Thursday, 25 June 2026

Bills

Treasury Laws Amendment (Tax Reform No. 1) Bill 2026, Income Tax Rates Amendment (Tax Reform No. 1) Bill 2026; In Committee

11:47 am

Photo of Katy GallagherKaty Gallagher (ACT, Australian Labor Party, Minister for the Public Service) | Hansard source

I rise to make a few remarks here. I also would like to table a supplementary explanatory memorandum relating to the government amendments to be moved to the Treasury Laws Amendment Bill (Tax Reform No. 1) Bill 2026. I would like to outline what those amendments are going to be because it relates directly to some of the discussions we've been having on amendment 3882.

The government amendments and the explanatory memorandum that I just tabled implements the government changes to the bill announced on 18 June 2026. As we announced on that date, the government is proposing target amendments to the bill to provide certainty on implementation detail consistent with the original intent of the policies. The amendments extend the eligibility of the 50 per cent active asset reduction to more businesses by increasing the turnover threshold from $2 million to $10 million.

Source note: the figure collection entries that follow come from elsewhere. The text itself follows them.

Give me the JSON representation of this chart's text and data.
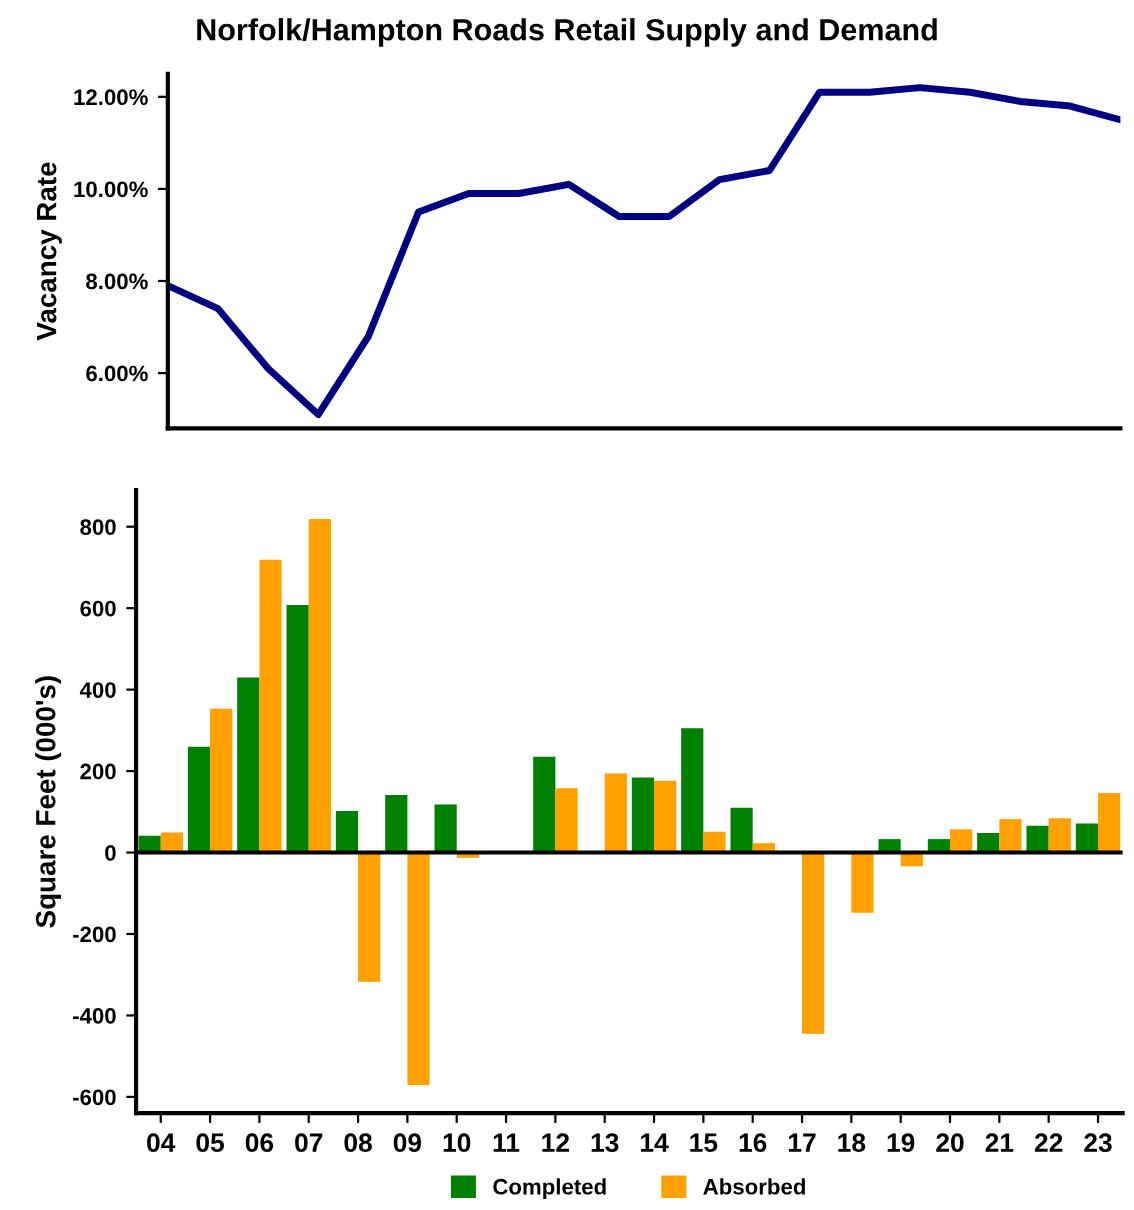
{
  "chart_data": [
    {
      "type": "line",
      "title": "Norfolk/Hampton Roads Retail Supply and Demand",
      "ylabel": "Vacancy Rate",
      "categories": [
        null,
        null,
        null,
        null,
        null,
        null,
        null,
        null,
        null,
        null,
        null,
        null,
        null,
        null,
        null,
        null,
        null,
        null,
        null,
        null
      ],
      "series": [
        {
          "color": "#000080",
          "values": [
            7.9,
            7.4,
            6.1,
            5.1,
            6.8,
            9.5,
            9.9,
            9.9,
            10.1,
            9.4,
            9.4,
            10.2,
            10.4,
            12.1,
            12.1,
            12.2,
            12.1,
            11.9,
            11.8,
            11.5
          ]
        }
      ],
      "ylim": [
        4.8,
        12.5
      ],
      "yticks": [
        {
          "value": 6,
          "label": "6.00%"
        },
        {
          "value": 8,
          "label": "8.00%"
        },
        {
          "value": 10,
          "label": "10.00%"
        },
        {
          "value": 12,
          "label": "12.00%"
        }
      ],
      "grid": false,
      "legend": false,
      "marker": "none",
      "line_style": "solid"
    },
    {
      "type": "bar",
      "ylabel": "Square Feet (000's)",
      "categories": [
        "04",
        "05",
        "06",
        "07",
        "08",
        "09",
        "10",
        "11",
        "12",
        "13",
        "14",
        "15",
        "16",
        "17",
        "18",
        "19",
        "20",
        "21",
        "22",
        "23"
      ],
      "series": [
        {
          "name": "Completed",
          "color": "#008000",
          "values": [
            41,
            260,
            430,
            608,
            102,
            141,
            118,
            0,
            235,
            0,
            184,
            305,
            110,
            0,
            0,
            33,
            33,
            48,
            66,
            71
          ]
        },
        {
          "name": "Absorbed",
          "color": "#ff9f00",
          "values": [
            49,
            353,
            719,
            819,
            -317,
            -571,
            -13,
            0,
            158,
            194,
            176,
            51,
            23,
            -445,
            -148,
            -34,
            57,
            82,
            84,
            146
          ]
        }
      ],
      "ref_lines": [
        {
          "axis": "y",
          "value": 0,
          "color": "#000000"
        }
      ],
      "ylim": [
        -640,
        890
      ],
      "yticks": [
        -600,
        -400,
        -200,
        0,
        200,
        400,
        600,
        800
      ],
      "grid": false,
      "legend": "bottom"
    }
  ]
}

They also ensure deductible gift and donations reduce capital gains that are subject to the minimum tax to maintain tax incentives in relation to charitable giving, provide the list of income support payments that qualify for an exemption for the minimum tax on capital gains, embed the calculation method for the working Australian tax offset in legislation and remove ministerial powers no longer needed to give effect to the government's policy intent.

The increase in the small-business concession eligibility threshold brings eligibility for this concession into line with the turnover threshold for the instant asset write-off. This will mean that all 2.7 million active small businesses and 98 per cent of active businesses will be eligible for a 50 per cent CGT discount on active business assets on top of the discount for inflation where eligible once these reforms are in place. The payments that exempt recipients from the minimum tax on capital gains include age pension, Austudy, carer payment, disability payment, JobSeeker parenting payment, youth allowance, family tax benefit, parental leave pay and veteran payment.

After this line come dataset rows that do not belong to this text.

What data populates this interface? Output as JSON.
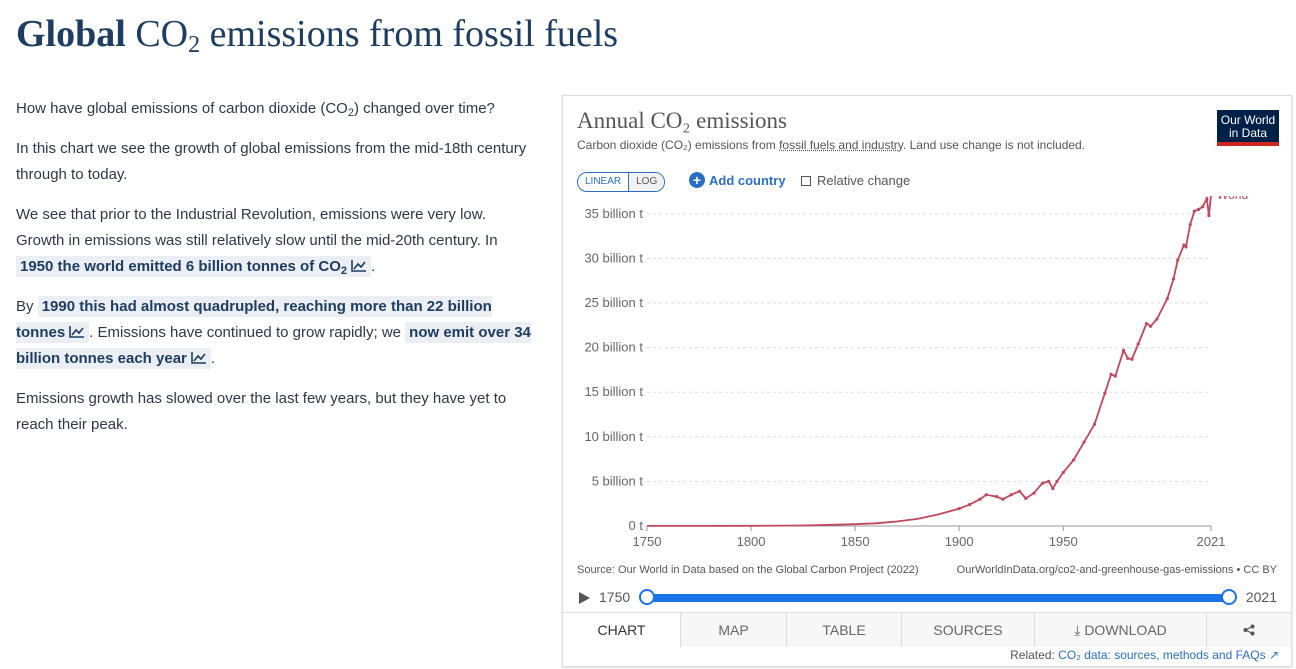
{
  "page": {
    "title_bold": "Global",
    "title_rest_a": "CO",
    "title_sub": "2",
    "title_rest_b": "emissions from fossil fuels"
  },
  "article": {
    "p1_a": "How have global emissions of carbon dioxide (CO",
    "p1_sub": "2",
    "p1_b": ") changed over time?",
    "p2": "In this chart we see the growth of global emissions from the mid-18th century through to today.",
    "p3_a": "We see that prior to the Industrial Revolution, emissions were very low. Growth in emissions was still relatively slow until the mid-20th century. In",
    "p3_ref": "1950 the world emitted 6 billion tonnes of CO",
    "p3_ref_sub": "2",
    "p3_b": ".",
    "p4_a": "By",
    "p4_ref1": "1990 this had almost quadrupled, reaching more than 22 billion tonnes",
    "p4_b": ". Emissions have continued to grow rapidly; we",
    "p4_ref2": "now emit over 34 billion tonnes each year",
    "p4_c": ".",
    "p5": "Emissions growth has slowed over the last few years, but they have yet to reach their peak."
  },
  "chart_card": {
    "title": "Annual CO₂ emissions",
    "subtitle_a": "Carbon dioxide (CO₂) emissions from",
    "subtitle_link": "fossil fuels and industry",
    "subtitle_b": ". Land use change is not included.",
    "logo_line1": "Our World",
    "logo_line2": "in Data",
    "linear_label": "LINEAR",
    "log_label": "LOG",
    "add_country": "Add country",
    "relative_change": "Relative change",
    "source_left": "Source: Our World in Data based on the Global Carbon Project (2022)",
    "source_right": "OurWorldInData.org/co2-and-greenhouse-gas-emissions • CC BY",
    "timeline_start": "1750",
    "timeline_end": "2021",
    "tabs": [
      "CHART",
      "MAP",
      "TABLE",
      "SOURCES",
      "DOWNLOAD",
      "share"
    ],
    "related_label": "Related:",
    "related_link": "CO₂ data: sources, methods and FAQs"
  },
  "colors": {
    "series": "#c0475c",
    "accent": "#1a73e8",
    "title": "#1d3d63"
  },
  "chart_data": {
    "type": "line",
    "title": "Annual CO₂ emissions",
    "xlabel": "",
    "ylabel": "",
    "xlim": [
      1750,
      2021
    ],
    "ylim": [
      0,
      37000000000
    ],
    "x_ticks": [
      1750,
      1800,
      1850,
      1900,
      1950,
      2021
    ],
    "y_ticks": [
      {
        "value": 0,
        "label": "0 t"
      },
      {
        "value": 5000000000,
        "label": "5 billion t"
      },
      {
        "value": 10000000000,
        "label": "10 billion t"
      },
      {
        "value": 15000000000,
        "label": "15 billion t"
      },
      {
        "value": 20000000000,
        "label": "20 billion t"
      },
      {
        "value": 25000000000,
        "label": "25 billion t"
      },
      {
        "value": 30000000000,
        "label": "30 billion t"
      },
      {
        "value": 35000000000,
        "label": "35 billion t"
      }
    ],
    "series": [
      {
        "name": "World",
        "x": [
          1750,
          1775,
          1800,
          1825,
          1850,
          1860,
          1870,
          1880,
          1890,
          1900,
          1905,
          1910,
          1913,
          1918,
          1921,
          1925,
          1929,
          1932,
          1936,
          1940,
          1943,
          1945,
          1947,
          1950,
          1955,
          1960,
          1965,
          1970,
          1973,
          1975,
          1979,
          1981,
          1983,
          1986,
          1990,
          1992,
          1995,
          2000,
          2003,
          2005,
          2008,
          2009,
          2011,
          2013,
          2015,
          2017,
          2019,
          2020,
          2021
        ],
        "values": [
          9000000,
          15000000,
          28000000,
          58000000,
          197000000,
          300000000,
          500000000,
          800000000,
          1300000000,
          1950000000,
          2400000000,
          3000000000,
          3500000000,
          3300000000,
          3000000000,
          3500000000,
          3900000000,
          3100000000,
          3700000000,
          4800000000,
          5000000000,
          4200000000,
          5000000000,
          6000000000,
          7400000000,
          9400000000,
          11400000000,
          14900000000,
          17000000000,
          16800000000,
          19700000000,
          18800000000,
          18700000000,
          20400000000,
          22700000000,
          22400000000,
          23200000000,
          25500000000,
          27700000000,
          29800000000,
          31500000000,
          31300000000,
          33800000000,
          35300000000,
          35500000000,
          35800000000,
          36700000000,
          34800000000,
          37100000000
        ]
      }
    ]
  }
}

The government also intends to remove ministerial discretion in relation to the following aspects of the bill, with legislation to be introduced later this year following consultation around the definition of new builds that are eligible to choose a 50 per cent discount on gains accrued from 1 July 2027 and eligible to access negative gearing for properties purchased after 12 May 2026, consistent with the details outlined in the bill, and also the definition of types of housing investment exempt from the limits on negative gearing, including affordable housing. The government will amend these two ministerial powers to limit the scope of both definitions in line with their intended use as an interim step ahead of removing these powers and moving the full definitions into primary law in subsequent legislation. These amendments reflect the substantial consultation undertaken since the budget, consistent with the government's commitment to engage with stakeholders on implementation. They provide more clarity and confidence to investors and more support for small business.

I note also that, in some of the amendments that have been circulated and will be moved through the course of the committee stage this morning and into the afternoon, there are some amendments that relate to some specific interactions of how the tax system operates and the reforms that are being put in place today.

I know there are discussions happening with interested parties on this across the parliament, but we have made clear from the get-go, from the evening the budget was announced, that we were aware that there would be tranches of legislation, as I said in response to Senator Chandler's amendment earlier, that would require us to work through some particular and specific interactions of tax law in subsequent legislation. We were aware of some of the issues that Senator Pocock is raising around grandfathering and shared ownership. We are working through them in the usual way, and we intend to address the arrangements for jointly owned assets in circumstances like inheritance or divorce in subsequent legislation.

In both answers that I and the Treasurer gave yesterday we took care around our response given. We are still considering the amendments that were being circulated in the Senate throughout the day but we have been clear on a number of occasions that the complex details that arise through these reforms remain to be worked through following consultation. The core arrangements in the bill are consistent with the existing arrangements in the tax system around the acquisition of assets, because wherever possible we have aligned the core legislation with the existing system. Now there are a number of complex considerations here, including ensuring the right treatment for new-build properties, ensuring consistency with existing CGT rollovers that apply to property transfers in these circumstances and ensuring that changes don't introduce unforeseen integrity risks.

As we've said all along, legislating significant reforms in tranches is the standard approach. Past reforms such as the GST and other major changes have similarly been implemented in tranches. I hope that just provides some additional information about how the government has been and will continue to work through the tax reform package as a whole, including dealing with some of those issues that are being raised in amendments that we were aware of, and we will bring back our response to that through subsequent pieces of legislation.